CHAPITRE 4 : Du rêve à la réalité .

Samedi 19 Juin 2010

Se réveiller après moins de cinq heures de sommeil se conjugue chez moi avec une très mauvaise humeur. Pas aujourd’hui. Juste un peu de rancœur m’anime envers des parents laissant leurs marmots multiplier courses et  cris dans le couloir de la chambre d’hôte, juste devant notre porte.  Réaliser, en ouvrant les yeux, que l’on va vivre une rencontre magique, se l’imaginer, faire le match avant qu’il n’ait lieu allège votre sommeil tant l’excitation est vive . Ce matin-là, dans nos imaginaires,  nous allions comme pénétrer le clip de We’re not gonna take it  … Comment s’harmonisera la rencontre avec les légendaires Twisted Sister ? Cette pensée suffit à te propulser la dose d’ adrénaline nécessaire pour aborder une telle journée.

Hier soir, de retour au gîte, mon pote Jean Claude et deux amis à lui sont arrivés tard de Toulouse. N’y résistant pas, ils ont parcouru les 9 kilomètres afin de ressentir, à l’extérieur du site le feeling du festival. Le son de quelques riffs tardifs et la réponse de la foule furent comme un peu de réconfort pour oublier la route et la journée de boulot. Bien sûr, ils ont voulu recueillir nos impressions  dès notre retour, nous qui étions encore sous le choc du Devil’s blood !

En ce samedi, nous ne les saluerons qu’au réveil, nos positions n’ étant jamais les mêmes durant cette journée mémorable.

L'entrée du site pour le public

Petit déj’, douche, Seb passe nous prendre, nous voilà repartis. Il a, avec Sylvie et Jimmy, cette petite appréhension d’ une attente trop longue devant l’entrée principale, cette peur de manquer un des concerts qu’il attend le plus :  Electric Mary ! Heureusement, seul le premier jour fit embouteillage. L’entrée est désormais fluide. Ils n’ont manqué que le premier groupe de la Main Stage 2 : DEW SENTED.

Ce n’est pas vraiment un problème. Si les thrasheurs allemands ont fait lever mes potes Les Taupes de bonne heure, nous restons hermétiques à tant d’agressivité et à cette absence de nuances. Je ne resterai que quelques instants devant ce vain combat avec une assistance clairsemée .

Pierrot et Adrien sont déjà aux premières loges de la Main Stage 1. Nous revoici dans notre élément…

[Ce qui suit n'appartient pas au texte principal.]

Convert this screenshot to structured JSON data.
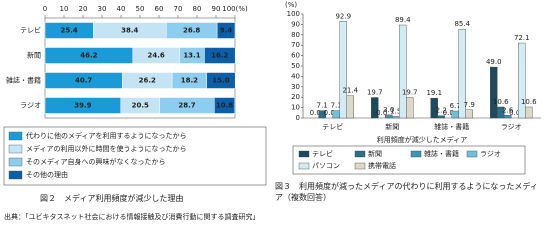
{
  "chart_data": [
    {
      "type": "hbar-stacked",
      "caption": "図２　メディア利用頻度が減少した理由",
      "categories": [
        "テレビ",
        "新聞",
        "雑誌・書籍",
        "ラジオ"
      ],
      "series": [
        {
          "name": "代わりに他のメディアを利用するようになったから",
          "color": "#1a9ad6",
          "values": [
            25.4,
            46.2,
            40.7,
            39.9
          ],
          "value_labels": [
            "25.4",
            "46.2",
            "40.7",
            "39.9"
          ]
        },
        {
          "name": "メディアの利用以外に時間を使うようになったから",
          "color": "#c4e3f5",
          "values": [
            38.4,
            24.6,
            26.2,
            20.5
          ],
          "value_labels": [
            "38.4",
            "24.6",
            "26.2",
            "20.5"
          ]
        },
        {
          "name": "そのメディア自身への興味がなくなったから",
          "color": "#8ccdf0",
          "values": [
            26.8,
            13.1,
            18.2,
            28.7
          ],
          "value_labels": [
            "26.8",
            "13.1",
            "18.2",
            "28.7"
          ]
        },
        {
          "name": "その他の理由",
          "color": "#0a5fa8",
          "values": [
            9.4,
            16.2,
            15.0,
            10.8
          ],
          "value_labels": [
            "9.4",
            "16.2",
            "15.0",
            "10.8"
          ]
        }
      ],
      "xlim": [
        0,
        100
      ],
      "xticks": [
        0,
        10,
        20,
        30,
        40,
        50,
        60,
        70,
        80,
        90,
        {
          "value": 100,
          "label": "100(%)"
        }
      ]
    },
    {
      "type": "bar-grouped",
      "caption": "図３　利用頻度が減ったメディアの代わりに利用するようになったメディア（複数回答）",
      "y_label": "(%)",
      "x_label": "利用頻度が減少したメディア",
      "categories": [
        "テレビ",
        "新聞",
        "雑誌・書籍",
        "ラジオ"
      ],
      "series": [
        {
          "name": "テレビ",
          "color": "#1d4a5c",
          "values": [
            0.0,
            19.7,
            19.1,
            49.0
          ],
          "value_labels": [
            "0.0",
            "19.7",
            "19.1",
            "49.0"
          ]
        },
        {
          "name": "新聞",
          "color": "#2a6f86",
          "values": [
            7.1,
            0.0,
            2.2,
            10.6
          ],
          "value_labels": [
            "7.1",
            "0.0",
            "2.2",
            "10.6"
          ]
        },
        {
          "name": "雑誌・書籍",
          "color": "#3c96b4",
          "values": [
            0.0,
            3.0,
            0.0,
            2.6
          ],
          "value_labels": [
            "0.0",
            "3.0",
            "0.0",
            "2.6"
          ]
        },
        {
          "name": "ラジオ",
          "color": "#6fc0dc",
          "values": [
            7.1,
            1.5,
            6.7,
            0.0
          ],
          "value_labels": [
            "7.1",
            "1.5",
            "6.7",
            "0.0"
          ]
        },
        {
          "name": "パソコン",
          "color": "#d2ecf6",
          "values": [
            92.9,
            89.4,
            85.4,
            72.1
          ],
          "value_labels": [
            "92.9",
            "89.4",
            "85.4",
            "72.1"
          ]
        },
        {
          "name": "携帯電話",
          "color": "#ddd8c8",
          "values": [
            21.4,
            19.7,
            7.9,
            10.6
          ],
          "value_labels": [
            "21.4",
            "19.7",
            "7.9",
            "10.6"
          ]
        }
      ],
      "ylim": [
        0,
        100
      ],
      "yticks": [
        0,
        10,
        20,
        30,
        40,
        50,
        60,
        70,
        80,
        90,
        100
      ]
    }
  ],
  "source": "出典：「ユビキタスネット社会における情報接触及び消費行動に関する調査研究」"
}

Depuis le temps que Seb nous parle de ces  Australiens, nous avons hâte de les entendre. Et nous n’allons pas être déçus ! Dignes héritiers de Led Zep ou Whitesnake, nous sommes happés par un revival qui oscille entre le feeling d’un Free et la puissance d’un Rose Tattoo. Dès les premiers accords magiques de Let me out, divine introduction à une journée placée sous le signe du Classic Hard Rock sur une scène principale qui mobilisera toute notre attention, nous sommes happés par un son parfait. Les lumières oranges, la fumée dans le fond contrastent merveilleusement avec la fine pluie qui s’invite le temps d’un soupir puis laissera place au fil des heures à une météo parfaite où soleil et ciel nuageux nous enroberons d’ une soyeuse tunique de bien être.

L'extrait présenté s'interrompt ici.